Beyond its high-growth branded drug business, Allergan is also deeply committed to its shareholder rewards program. According to its Q3 earnings release, for instance, the drugmaker plans to plow an additional $10 billion into its accelerated share repurchase program, and initiate a quarterly dividend of $0.70 per share starting in the first quarter of 2017.
So, in light of Allergan's outstanding branded drug business and rich shareholder rewards, I'm more than happy to sit tight and simply let the moody market run its course.
Hardly worth throwing away
Tyler Crowe: I'm awfully hard-pressed to find a reason that would make me want to sell my shares of Waste Management. When it comes to competitive advantages, Waste Management has them in spades.
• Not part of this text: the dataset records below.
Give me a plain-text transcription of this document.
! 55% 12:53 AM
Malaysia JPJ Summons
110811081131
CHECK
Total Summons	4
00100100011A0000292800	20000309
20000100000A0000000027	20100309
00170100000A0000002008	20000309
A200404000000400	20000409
The industry is highly regulated, capital-intensive, geographically specific (I mean, what are the chances of multiple landfills in a single town?), and serves a basic need that won't likely be disrupted by technology anytime soon.
Waste Management takes all of those advantages and puts them in a tightly run ship that generates fantastic returns on capital for what is a relatively low-margin, low-growth industry. It also helps that management uses the cash generated from its high-return business to buy back stock and reward investors with a steadily growing dividend that yields a respectable 2.5%.
Perhaps if Wall Street were to lose its mind and push Waste Management's valuation into the stratosphere, I might consider selling this stock. Based on where it trades today, though, I'm more than happy to sit on this position while dividend checks come in and management increases my slice of the pie by retiring shares.